40The allegations were verified and the CPW met with the foster mother on August 30, 2011. At this meeting the foster mother said that she thought that the aunt had been an approved caregiver in the past and that the Society had documentation to that effect. The CPW testified that she verified whether such documentation existed and did not find any to confirm the approval of the aunt as a care giver. She also testified that the foster mother seemed remorseful but did not seem to understand that the other child had been exposed to a risk when in the presence of his father. The CPW reiterated the need to ensure that any caregivers were approved caregivers. The CPW testified that the foster mother understood about the need to have caregivers approved. The Applicants agreed that they would not leave the children in the care of unapproved caregivers
41The evidence confirms that a discussion occurred on August [ ], 2011, during which the worker explained the Society’s reasons for verifying the report regarding the incident. The foster mother had a chance to explain that they needed a break that week-end and her belief that the aunt was approved. The evidence also confirmed that the Society had communicated clearly their expectations on the issue of approved care givers. The Board is satisfied that the Applicants received reasons for the decision to verify the allegation. The Applicant was given sufficient information to understand the basis of the decision.

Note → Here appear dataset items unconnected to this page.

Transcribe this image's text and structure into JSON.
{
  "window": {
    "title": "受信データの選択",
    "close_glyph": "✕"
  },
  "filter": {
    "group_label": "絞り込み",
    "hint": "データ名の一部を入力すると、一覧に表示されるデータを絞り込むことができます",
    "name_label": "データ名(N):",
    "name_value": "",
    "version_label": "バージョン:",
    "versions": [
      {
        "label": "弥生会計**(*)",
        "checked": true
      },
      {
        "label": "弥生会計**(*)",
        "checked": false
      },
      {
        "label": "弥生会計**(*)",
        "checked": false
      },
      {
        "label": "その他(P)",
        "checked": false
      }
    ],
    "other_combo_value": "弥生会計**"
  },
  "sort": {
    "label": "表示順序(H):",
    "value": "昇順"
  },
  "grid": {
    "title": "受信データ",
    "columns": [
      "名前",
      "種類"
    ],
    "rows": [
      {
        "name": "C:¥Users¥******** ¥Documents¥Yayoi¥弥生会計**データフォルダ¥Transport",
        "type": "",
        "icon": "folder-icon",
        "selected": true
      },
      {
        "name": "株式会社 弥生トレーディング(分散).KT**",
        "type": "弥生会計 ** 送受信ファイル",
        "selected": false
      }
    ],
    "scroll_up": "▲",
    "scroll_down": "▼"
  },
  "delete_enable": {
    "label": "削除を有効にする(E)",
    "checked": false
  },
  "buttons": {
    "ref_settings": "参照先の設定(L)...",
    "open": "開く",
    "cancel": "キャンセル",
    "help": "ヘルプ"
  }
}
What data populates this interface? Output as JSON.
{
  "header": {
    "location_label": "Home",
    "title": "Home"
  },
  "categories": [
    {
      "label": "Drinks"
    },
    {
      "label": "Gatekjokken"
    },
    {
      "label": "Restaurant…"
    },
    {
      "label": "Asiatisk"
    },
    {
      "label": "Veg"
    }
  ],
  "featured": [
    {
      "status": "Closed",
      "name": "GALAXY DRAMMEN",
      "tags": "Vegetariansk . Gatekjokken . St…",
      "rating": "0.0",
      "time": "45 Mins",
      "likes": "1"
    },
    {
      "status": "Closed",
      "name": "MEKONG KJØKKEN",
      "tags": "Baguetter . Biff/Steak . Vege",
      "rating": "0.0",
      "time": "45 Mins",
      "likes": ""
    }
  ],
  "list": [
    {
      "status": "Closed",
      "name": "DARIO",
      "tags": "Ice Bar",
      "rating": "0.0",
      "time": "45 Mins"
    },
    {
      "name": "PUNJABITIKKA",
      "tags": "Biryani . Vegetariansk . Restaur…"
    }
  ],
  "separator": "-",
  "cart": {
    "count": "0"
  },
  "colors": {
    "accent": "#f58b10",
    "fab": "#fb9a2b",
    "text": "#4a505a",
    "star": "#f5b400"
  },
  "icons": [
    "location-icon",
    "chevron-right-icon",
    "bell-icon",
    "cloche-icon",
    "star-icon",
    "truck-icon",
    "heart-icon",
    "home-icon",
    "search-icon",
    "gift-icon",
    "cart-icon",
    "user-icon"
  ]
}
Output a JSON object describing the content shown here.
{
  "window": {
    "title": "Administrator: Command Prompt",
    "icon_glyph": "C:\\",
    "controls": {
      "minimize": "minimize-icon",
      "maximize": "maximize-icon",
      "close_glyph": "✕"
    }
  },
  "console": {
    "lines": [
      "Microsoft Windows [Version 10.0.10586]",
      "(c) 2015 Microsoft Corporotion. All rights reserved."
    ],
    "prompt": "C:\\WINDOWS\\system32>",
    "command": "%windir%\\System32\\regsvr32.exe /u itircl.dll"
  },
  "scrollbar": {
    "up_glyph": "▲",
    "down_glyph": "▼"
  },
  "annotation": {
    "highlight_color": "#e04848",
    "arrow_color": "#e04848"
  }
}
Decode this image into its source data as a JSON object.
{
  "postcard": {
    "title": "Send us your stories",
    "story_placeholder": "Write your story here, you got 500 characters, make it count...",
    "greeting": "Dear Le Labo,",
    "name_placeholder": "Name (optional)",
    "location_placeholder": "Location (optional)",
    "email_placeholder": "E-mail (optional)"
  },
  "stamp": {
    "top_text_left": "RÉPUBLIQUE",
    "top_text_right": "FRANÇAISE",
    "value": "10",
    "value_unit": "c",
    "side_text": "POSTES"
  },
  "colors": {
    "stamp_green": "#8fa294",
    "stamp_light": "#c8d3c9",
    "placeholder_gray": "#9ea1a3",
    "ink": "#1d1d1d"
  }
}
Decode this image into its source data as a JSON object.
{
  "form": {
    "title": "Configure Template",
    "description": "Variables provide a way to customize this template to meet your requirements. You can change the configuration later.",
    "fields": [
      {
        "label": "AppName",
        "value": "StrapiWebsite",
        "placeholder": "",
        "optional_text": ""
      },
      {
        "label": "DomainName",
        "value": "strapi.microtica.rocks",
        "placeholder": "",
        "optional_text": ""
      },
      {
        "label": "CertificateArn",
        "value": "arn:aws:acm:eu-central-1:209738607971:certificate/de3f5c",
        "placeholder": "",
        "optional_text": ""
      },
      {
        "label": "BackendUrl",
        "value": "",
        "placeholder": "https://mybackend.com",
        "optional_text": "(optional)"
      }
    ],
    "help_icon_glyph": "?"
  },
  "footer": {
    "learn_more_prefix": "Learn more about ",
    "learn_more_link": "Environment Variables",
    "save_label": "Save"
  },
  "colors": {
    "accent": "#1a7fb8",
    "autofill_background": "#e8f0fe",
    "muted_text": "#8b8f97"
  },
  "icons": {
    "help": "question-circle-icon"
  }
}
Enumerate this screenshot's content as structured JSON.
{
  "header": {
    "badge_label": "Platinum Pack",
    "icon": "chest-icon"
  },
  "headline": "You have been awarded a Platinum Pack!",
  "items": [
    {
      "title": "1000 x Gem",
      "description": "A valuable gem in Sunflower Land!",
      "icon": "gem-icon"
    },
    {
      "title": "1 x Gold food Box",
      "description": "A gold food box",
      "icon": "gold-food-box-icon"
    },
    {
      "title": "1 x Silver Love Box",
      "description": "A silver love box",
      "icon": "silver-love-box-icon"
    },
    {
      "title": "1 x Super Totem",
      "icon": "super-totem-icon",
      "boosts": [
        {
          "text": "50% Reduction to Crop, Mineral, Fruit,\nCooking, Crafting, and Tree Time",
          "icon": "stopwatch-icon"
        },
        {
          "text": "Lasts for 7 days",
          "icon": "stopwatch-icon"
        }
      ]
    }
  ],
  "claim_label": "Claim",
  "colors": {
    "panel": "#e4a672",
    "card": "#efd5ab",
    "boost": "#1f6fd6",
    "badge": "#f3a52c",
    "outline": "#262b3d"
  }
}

42The facts related to the second investigation are described in paragraphs 22 and 23 of this decision and refer to the use of the Applicant’s daughter and son-in-law as care givers. There was a conversation with the AC for the Society on February [ ], 2012 when she was first informed by the foster mother that she had used her daughter to take care of the Child on a number of occasions. During the conversation the foster mother said that her daughter was in the process of being approved as a caregiver. She also mentioned that she was aware that she should use approved caregivers and her daughter had not been approved.
43The CPW verified that the Applicants were using the foster mother’s daughter as well as their son-in-law to take care of the children. She spoke with the foster father on February [ ], 2012 who said that if he had known it would have started an investigation he would have made different arrangements. He was reminded that the last investigation was on the same issue.
44Later on in the same day, the CPW met with the family and spoke with the foster mother who confirmed that her daughter was used to baby-sit a few times but did not disclose how many times the son in law had been. The CPW testified that the Applicants knew that they had not been approved.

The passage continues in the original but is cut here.